UCLA’s Laboratory Elementary School Teachers Strike Over Alleged Unfair Labor Practices

UCLA’s Laboratory Elementary School Teachers Strike Over Alleged Unfair Labor Practices
UCLA Lab School in Los Angeles in 2021. (Google Maps/Screenshot via The Epoch Times)
Micaela Ricaforte
1/27/2023
Updated:
1/27/2023
0:00

Teachers at a K–6-grade school at the University of California–Los Angeles (UCLA) were on strike over what they said are unfair labor practices from the university.

The UCLA Lab School—which serves about 450 students—is privately run by the university’s School of Education and Information Studies as its laboratory, with its education leaders developing innovative curricula for young children, according to the school’s website.
On Jan. 25 and 26, dozens of teachers staged a walkout, claiming that the UC “violated our rights to bargain by delaying the process and denying our right to negotiate anything other than salary,” according to a Jan. 22 statement by the University Council-American Federation of Teachers (UC-AFT), the union representing teachers, lecturers, and librarians in the UC system.
The union said teachers at the lab school were denied the chance to negotiate various aspects including the length of the school calendar, professional development, personal leave days, merit reviews, and stipends—unlike those working at other K–12 schools on UC campuses, according to the union.

The teachers demanded to have a teaching assistant in every classroom, funding for professional development, and cost-of-living wage increases, among other items.

“These aspects of our jobs should be part of our negotiations; not including them is a violation of past practices and previous contractual agreements,” the statement read.

The union also claimed the school’s leaders are straying from its founding mission, focusing less on research and curriculum development.

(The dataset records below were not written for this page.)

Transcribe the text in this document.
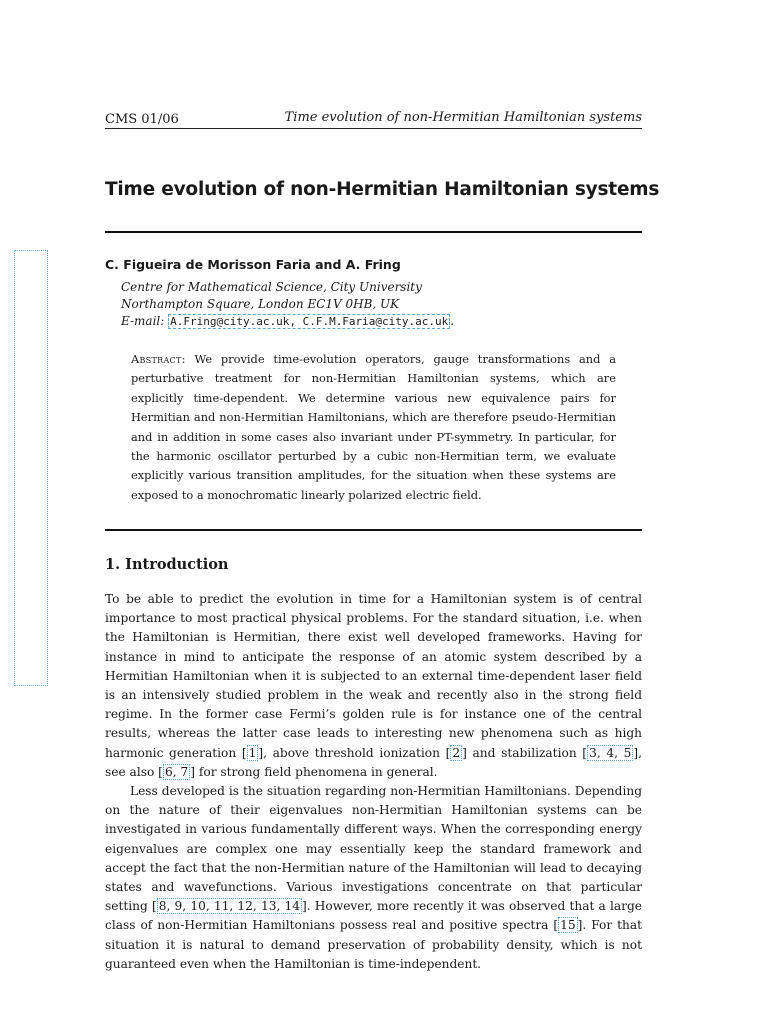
CMS 01/06	Time evolution of non-Hermitian Hamiltonian systems
Time evolution of non-Hermitian Hamiltonian systems
C. Figueira de Morisson Faria and A. Fring
Centre for Mathematical Science, City University
Northampton Square, London EC1V 0HB, UK
E-mail: A.Fring@city.ac.uk, C.F.M.Faria@city.ac.uk .

Abstract: We provide time-evolution operators, gauge transformations and a perturbative treatment for non-Hermitian Hamiltonian systems, which are explicitly time-dependent. We determine various new equivalence pairs for Hermitian and non-Hermitian Hamiltonians, which are therefore pseudo-Hermitian and in addition in some cases also invariant under PT-symmetry. In particular, for the harmonic oscillator perturbed by a cubic non-Hermitian term, we evaluate explicitly various transition amplitudes, for the situation when these systems are exposed to a monochromatic linearly polarized electric field.

1. Introduction

To be able to predict the evolution in time for a Hamiltonian system is of central importance to most practical physical problems. For the standard situation, i.e. when the Hamiltonian is Hermitian, there exist well developed frameworks. Having for instance in mind to anticipate the response of an atomic system described by a Hermitian Hamiltonian when it is subjected to an external time-dependent laser field is an intensively studied problem in the weak and recently also in the strong field regime. In the former case Fermi’s golden rule is for instance one of the central results, whereas the latter case leads to interesting new phenomena such as high harmonic generation [ 1 ], above threshold ionization [ 2 ] and stabilization [ 3, 4, 5 ], see also [ 6, 7 ] for strong field phenomena in general.

Less developed is the situation regarding non-Hermitian Hamiltonians. Depending on the nature of their eigenvalues non-Hermitian Hamiltonian systems can be investigated in various fundamentally different ways. When the corresponding energy eigenvalues are complex one may essentially keep the standard framework and accept the fact that the non-Hermitian nature of the Hamiltonian will lead to decaying states and wavefunctions. Various investigations concentrate on that particular setting [ 8, 9, 10, 11, 12, 13, 14 ]. However, more recently it was observed that a large class of non-Hermitian Hamiltonians possess real and positive spectra [ 15 ]. For that situation it is natural to demand preservation of probability density, which is not guaranteed even when the Hamiltonian is time-independent.
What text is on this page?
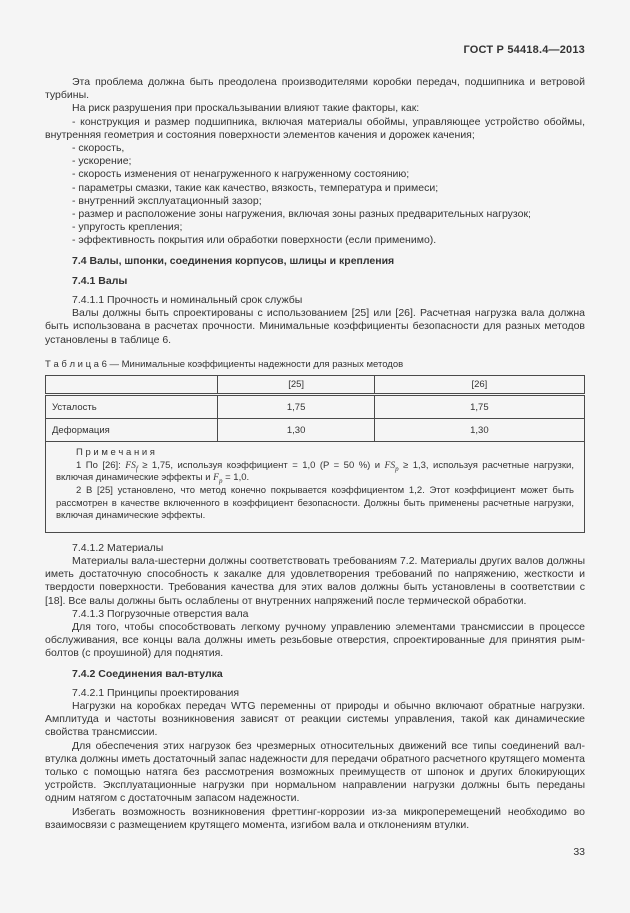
ГОСТ Р 54418.4—2013

Эта проблема должна быть преодолена производителями коробки передач, подшипника и ветровой турбины.

На риск разрушения при проскальзывании влияют такие факторы, как:

- конструкция и размер подшипника, включая материалы обоймы, управляющее устройство обоймы, внутренняя геометрия и состояния поверхности элементов качения и дорожек качения;
- скорость,
- ускорение;
- скорость изменения от ненагруженного к нагруженному состоянию;
- параметры смазки, такие как качество, вязкость, температура и примеси;
- внутренний эксплуатационный зазор;
- размер и расположение зоны нагружения, включая зоны разных предварительных нагрузок;
- упругость крепления;
- эффективность покрытия или обработки поверхности (если применимо).
7.4 Валы, шпонки, соединения корпусов, шлицы и крепления
7.4.1 Валы
7.4.1.1 Прочность и номинальный срок службы

Валы должны быть спроектированы с использованием [25] или [26]. Расчетная нагрузка вала должна быть использована в расчетах прочности. Минимальные коэффициенты безопасности для разных методов установлены в таблице 6.

Т а б л и ц а 6 — Минимальные коэффициенты надежности для разных методов
	[25]	[26]
Усталость	1,75	1,75
Деформация	1,30	1,30

П р и м е ч а н и я

1 По [26]: $FS_f \ge 1,75$, используя коэффициент = 1,0 (P = 50 %) и $FS_p \ge 1,3$, используя расчетные нагрузки, включая динамические эффекты и $F_p = 1,0$.

2 В [25] установлено, что метод конечно покрывается коэффициентом 1,2. Этот коэффициент может быть рассмотрен в качестве включенного в коэффициент безопасности. Должны быть применены расчетные нагрузки, включая динамические эффекты.		

7.4.1.2 Материалы

Материалы вала-шестерни должны соответствовать требованиям 7.2. Материалы других валов должны иметь достаточную способность к закалке для удовлетворения требований по напряжению, жесткости и твердости поверхности. Требования качества для этих валов должны быть установлены в соответствии с [18]. Все валы должны быть ослаблены от внутренних напряжений после термической обработки.

7.4.1.3 Погрузочные отверстия вала

Для того, чтобы способствовать легкому ручному управлению элементами трансмиссии в процессе обслуживания, все концы вала должны иметь резьбовые отверстия, спроектированные для принятия рым-болтов (с проушиной) для поднятия.

7.4.2 Соединения вал-втулка
7.4.2.1 Принципы проектирования

Нагрузки на коробках передач WTG переменны от природы и обычно включают обратные нагрузки. Амплитуда и частоты возникновения зависят от реакции системы управления, такой как динамические свойства трансмиссии.

Для обеспечения этих нагрузок без чрезмерных относительных движений все типы соединений вал-втулка должны иметь достаточный запас надежности для передачи обратного расчетного крутящего момента только с помощью натяга без рассмотрения возможных преимуществ от шпонок и других блокирующих устройств. Эксплуатационные нагрузки при нормальном направлении нагрузки должны быть переданы одним натягом с достаточным запасом надежности.

Избегать возможность возникновения фреттинг-коррозии из-за микроперемещений необходимо во взаимосвязи с размещением крутящего момента, изгибом вала и отклонениям втулки.

33
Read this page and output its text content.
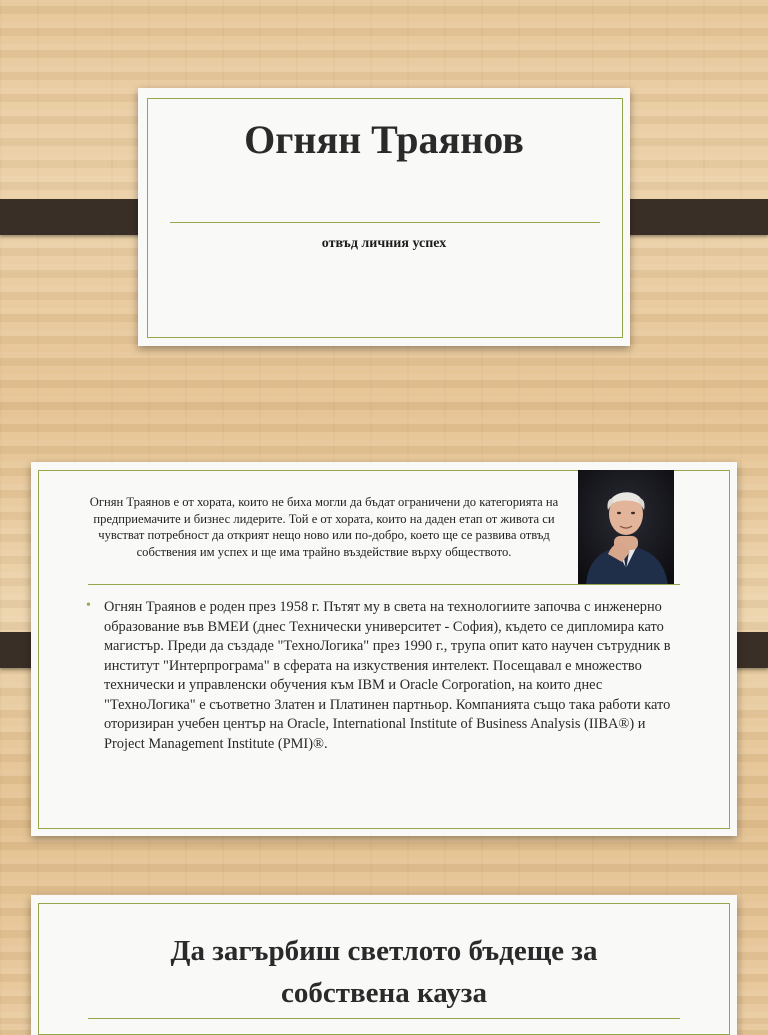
Огнян Траянов
отвъд личния успех
Огнян Траянов е от хората, които не биха могли да бъдат ограничени до категорията на предприемачите и бизнес лидерите. Той е от хората, които на даден етап от живота си чувстват потребност да открият нещо ново или по-добро, което ще се развива отвъд собствения им успех и ще има трайно въздействие върху обществото.
• Огнян Траянов е роден през 1958 г. Пътят му в света на технологиите започва с инженерно образование във ВМЕИ (днес Технически университет - София), където се дипломира като магистър. Преди да създаде "ТехноЛогика" през 1990 г., трупа опит като научен сътрудник в институт "Интерпрограма" в сферата на изкуствения интелект. Посещавал е множество технически и управленски обучения към IBM и Oracle Corporation, на които днес "ТехноЛогика" е съответно Златен и Платинен партньор. Компанията също така работи като оторизиран учебен център на Oracle, International Institute of Business Analysis (IIBA®) и Project Management Institute (PMI)®.
Да загърбиш светлото бъдеще за собствена кауза
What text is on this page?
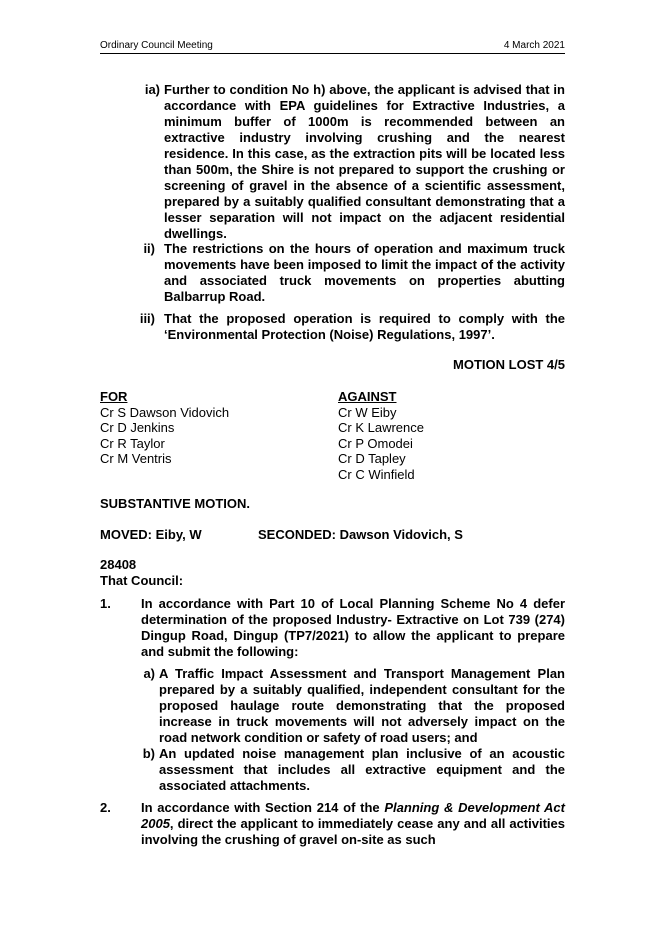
Ordinary Council Meeting	4 March 2021
ia) Further to condition No h) above, the applicant is advised that in accordance with EPA guidelines for Extractive Industries, a minimum buffer of 1000m is recommended between an extractive industry involving crushing and the nearest residence. In this case, as the extraction pits will be located less than 500m, the Shire is not prepared to support the crushing or screening of gravel in the absence of a scientific assessment, prepared by a suitably qualified consultant demonstrating that a lesser separation will not impact on the adjacent residential dwellings.
ii) The restrictions on the hours of operation and maximum truck movements have been imposed to limit the impact of the activity and associated truck movements on properties abutting Balbarrup Road.
iii) That the proposed operation is required to comply with the ‘Environmental Protection (Noise) Regulations, 1997’.
MOTION LOST 4/5
FOR
Cr S Dawson Vidovich
Cr D Jenkins
Cr R Taylor
Cr M Ventris
AGAINST
Cr W Eiby
Cr K Lawrence
Cr P Omodei
Cr D Tapley
Cr C Winfield
SUBSTANTIVE MOTION.
MOVED: Eiby, W	SECONDED: Dawson Vidovich, S
28408
That Council:
1. In accordance with Part 10 of Local Planning Scheme No 4 defer determination of the proposed Industry- Extractive on Lot 739 (274) Dingup Road, Dingup (TP7/2021) to allow the applicant to prepare and submit the following:
a) A Traffic Impact Assessment and Transport Management Plan prepared by a suitably qualified, independent consultant for the proposed haulage route demonstrating that the proposed increase in truck movements will not adversely impact on the road network condition or safety of road users; and
b) An updated noise management plan inclusive of an acoustic assessment that includes all extractive equipment and the associated attachments.
2. In accordance with Section 214 of the Planning & Development Act 2005, direct the applicant to immediately cease any and all activities involving the crushing of gravel on-site as such
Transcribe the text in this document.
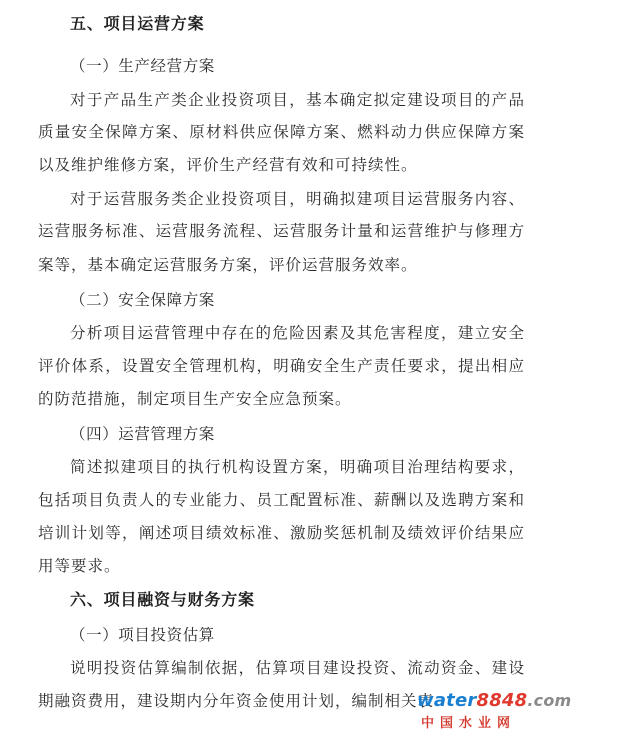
五、项目运营方案
（一）生产经营方案
对于产品生产类企业投资项目，基本确定拟定建设项目的产品
质量安全保障方案、原材料供应保障方案、燃料动力供应保障方案
以及维护维修方案，评价生产经营有效和可持续性。
对于运营服务类企业投资项目，明确拟建项目运营服务内容、
运营服务标准、运营服务流程、运营服务计量和运营维护与修理方
案等，基本确定运营服务方案，评价运营服务效率。
（二）安全保障方案
分析项目运营管理中存在的危险因素及其危害程度，建立安全
评价体系，设置安全管理机构，明确安全生产责任要求，提出相应
的防范措施，制定项目生产安全应急预案。
（四）运营管理方案
简述拟建项目的执行机构设置方案，明确项目治理结构要求，
包括项目负责人的专业能力、员工配置标准、薪酬以及选聘方案和
培训计划等，阐述项目绩效标准、激励奖惩机制及绩效评价结果应
用等要求。
六、项目融资与财务方案
（一）项目投资估算
说明投资估算编制依据，估算项目建设投资、流动资金、建设
期融资费用，建设期内分年资金使用计划，编制相关表
water8848.com
中国水业网
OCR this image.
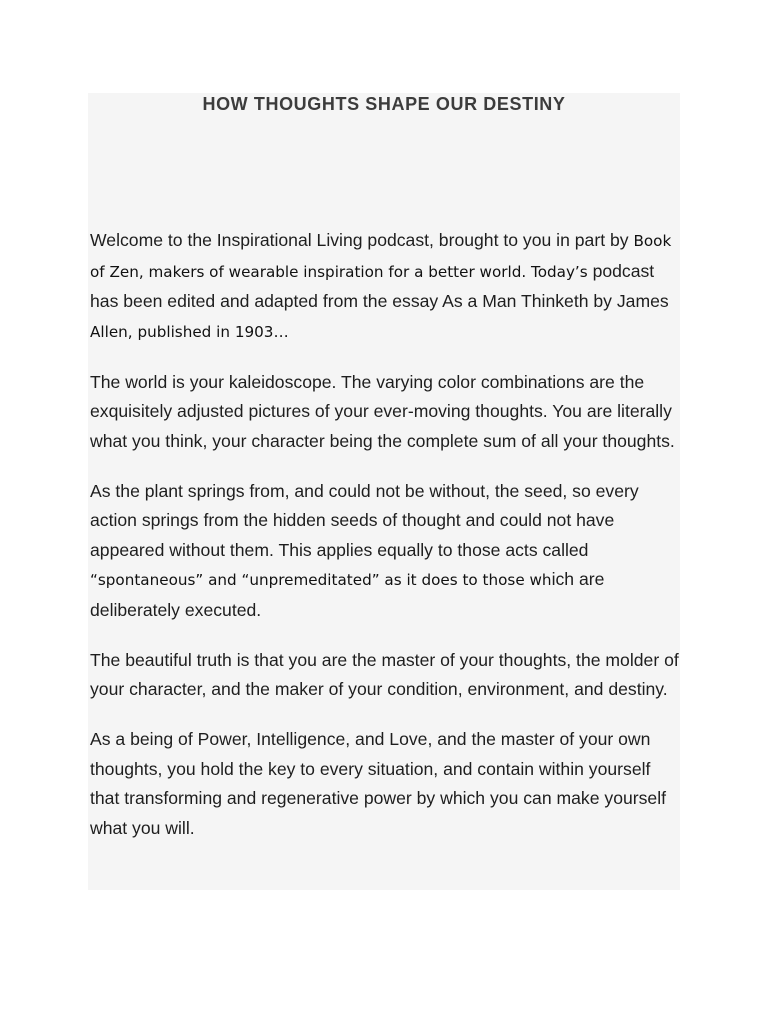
HOW THOUGHTS SHAPE OUR DESTINY

Welcome to the Inspirational Living podcast, brought to you in part by Book of Zen, makers of wearable inspiration for a better world. Today’s podcast has been edited and adapted from the essay As a Man Thinketh by James Allen, published in 1903…

The world is your kaleidoscope. The varying color combinations are the exquisitely adjusted pictures of your ever-moving thoughts. You are literally what you think, your character being the complete sum of all your thoughts.

As the plant springs from, and could not be without, the seed, so every action springs from the hidden seeds of thought and could not have appeared without them. This applies equally to those acts called “spontaneous” and “unpremeditated” as it does to those which are deliberately executed.

The beautiful truth is that you are the master of your thoughts, the molder of your character, and the maker of your condition, environment, and destiny.

As a being of Power, Intelligence, and Love, and the master of your own thoughts, you hold the key to every situation, and contain within yourself that transforming and regenerative power by which you can make yourself what you will.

The University of California–Los Angeles is seen in Westwood, Calif., on Jan. 22, 2018. (Joyce Kuo/The Epoch Times)
The University of California–Los Angeles is seen in Westwood, Calif., on Jan. 22, 2018. (Joyce Kuo/The Epoch Times)
The UC offered a 4 percent salary increase retroactive to July 2022 contingent upon removing days for course planning and professional development and replacing them with instructional days, according to a Jan. 16 letter from the union to the families of students at the lab school.
While Lab School teachers’ main contract is the same as UC lecturers under UC-AFT, the union on behalf of the teachers attempted to negotiate a side letter—a secondary contract for additional benefits—with the university after its existing side letter expired in 2019.
In May 2022, UC-AFT filed an unfair labor practices complaint with the state Public Employment Relations Board on behalf of the teachers. A hearing on the matter is set for spring.
This comes just a month after 48,000 academic student employees and postdoctoral scholars launched a two-month strike across all 10 UC campuses—the largest education strike in U.S. history—resulting in pay raises and other benefits in the new contract agreements.

Representatives for UCLA’s School of Education and Information Studies and UCLA Lab School did not respond to requests for comment by press deadline.